COMPARACIÓN TERRIBLEMENTE ODIOSA II.

Voy a añadir a mi nota anterior sobre el mismo tema un comentario acerca de un asunto que curiosamente no se discute demasiado y que si podría ser muy problemático en caso de secesión.

En los informes que tanto el gobierno de Londres como el de Edimburgo encargaron sobre las consecuencias económicas de la secesión al contrario que, tanto desde Madrid como desde Barcelona, se hace en España, no dan excesiva importancia a la cuestión de salida o no de la U.E., en cambio plantean como decisivos otros aspectos que podrían complicar, y mucho, la secesión escocesa y probablemente también la catalana.

Al contrario que en España los británicos se lo han tomado en serio, y en vez de montar una bronca de puticlub involucrando a media Europa y a todas las embajadas de Madrid, están llevando el asunto de manera responsable. El proceso de análisis de dichas consecuencias económicas, ahora se lleva a cabo de manera continuada y prácticamente conjunta, centrado básicamente en Edimburgo, y en dicha ciudad el National Institute of Economic and Social Research, con sede en Londres, ha presentado recientemente un informe que amplía la información sobre las consecuencias del reparto de la deuda pública y la moneda a utilizar en una Escocia independiente, que es una mala noticia para los secesionistas.

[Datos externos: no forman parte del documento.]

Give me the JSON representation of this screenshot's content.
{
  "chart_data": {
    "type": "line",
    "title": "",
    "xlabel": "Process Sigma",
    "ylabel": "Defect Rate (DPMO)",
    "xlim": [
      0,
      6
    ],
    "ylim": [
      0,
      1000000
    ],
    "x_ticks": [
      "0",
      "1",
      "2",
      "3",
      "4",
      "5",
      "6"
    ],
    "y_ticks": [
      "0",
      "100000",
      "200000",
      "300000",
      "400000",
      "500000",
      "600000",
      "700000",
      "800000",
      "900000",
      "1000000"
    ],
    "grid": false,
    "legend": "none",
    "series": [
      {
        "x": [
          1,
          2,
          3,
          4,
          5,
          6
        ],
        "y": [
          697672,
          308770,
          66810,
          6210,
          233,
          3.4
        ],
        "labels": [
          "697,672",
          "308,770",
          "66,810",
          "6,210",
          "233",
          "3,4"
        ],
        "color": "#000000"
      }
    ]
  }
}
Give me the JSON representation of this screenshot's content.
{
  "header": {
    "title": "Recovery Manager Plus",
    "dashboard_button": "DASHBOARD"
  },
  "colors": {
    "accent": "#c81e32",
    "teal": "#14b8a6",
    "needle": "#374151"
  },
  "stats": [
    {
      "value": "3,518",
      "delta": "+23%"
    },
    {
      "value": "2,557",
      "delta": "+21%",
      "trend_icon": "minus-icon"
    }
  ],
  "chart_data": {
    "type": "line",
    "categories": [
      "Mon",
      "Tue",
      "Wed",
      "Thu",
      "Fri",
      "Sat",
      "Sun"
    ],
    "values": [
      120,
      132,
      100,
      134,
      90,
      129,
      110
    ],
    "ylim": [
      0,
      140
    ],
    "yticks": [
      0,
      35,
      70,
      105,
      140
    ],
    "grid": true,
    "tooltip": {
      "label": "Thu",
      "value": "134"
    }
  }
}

En caso de secesión Escocia tendría que absorber parte de la deuda del Reino Unido, lo que la colocaría en un nivel de deuda pública entre 86% y más del 100% de su PIB, cifra altísima, similar por cierto a la que ahora tiene España. La razón de que el margen sea tan amplio es que su cálculo es complejo porque la deuda no se asignaría en función de lo que representa Escocia dentro de la economía del Reino Unido, o lo que supone la población de Escocia en proporción al total del Reino Unido, sino en función de la parte de la deuda realmente invertida o que afecta a Escocia, tanto en forma de infraestructuras y otras inversiones, como la parte que absorbe Escocia de lo que podríamos llamar los gastos generales del Estado. Pero esto no es todo. La cosa es mucho más complicada.

La primera complicación viene del lado de los inversores poseedores de deuda del Reino Unido, que difícilmente aceptarían que parte de la deuda de su propiedad fuese sustituida por la de otro país pequeño y del que no hay experiencia previa sobre su fiabilidad, sin una sustancial compensación que sin duda supondría un elevado sobrecoste a pagar por Escocia.

Otro problema sería la moneda. ¿Cuál será la moneda escocesa?. Podrían usar la Libra esterlina pero eso les hace perder el control de su propio sistema financiero, en especial en lo que se refiere a tipos de interés. No puede entrar en el Euro porque no cumple el requisito de Maastricht, al soportar una deuda pública superior al máximo del 60% del PIB, que aunque ahora no lo cumple ninguno de los países de la Eurozona, y Grecia no lo cumplía ni tan solo cuando ingresó, es un requisito en teoría vigente y de cumplimiento obligatorio. Si optasen por su divisa propia, digamos la Libra Escocesa, tendría un estreno calamitoso con una fuerte devaluación respecto a la esterlina precisamente debido a la elevada deuda pública que soporta y la falta de registros previos. Parece ser que lo único que los británicos tienen claro es que no está claro. Por cierto, como podéis ver en la foto algunos escoceses extremadamente optimistas ya han diseñado los billetes de la Libra escocesa.

SCOTS POUND

Si aprovechamos la seriedad británica para intentar aclararnos en medio del cachondeo español, y traducimos no solo el idioma del informe sino también la aplicación de sus conclusiones al caso Catalunya-España, quizás podría obviarse el problema de la moneda manteniéndose Catalunya dentro de la U.E. y el Euro, pero el tema de la deuda tendría la misma gravedad que en el caso escocés. Por un lado Catalunya ya soporta por sí misma una deuda que asciende a más de 40.000 millones de Euros y subiendo, y por otro lado el panorama que he descrito para Escocia sería el resultante de una secesión basada en acuerdos civilizados que no creo que se diesen en nuestro caso, ni tan solo en una eventual independencia conseguida por procedimientos legales, y vistas las inmensas barbaridades que se cometen con absoluta naturalidad en este país, el resultado en cuanto a la deuda sería probablemente desastroso para los secesionistas e igual o peor para los que se quedan.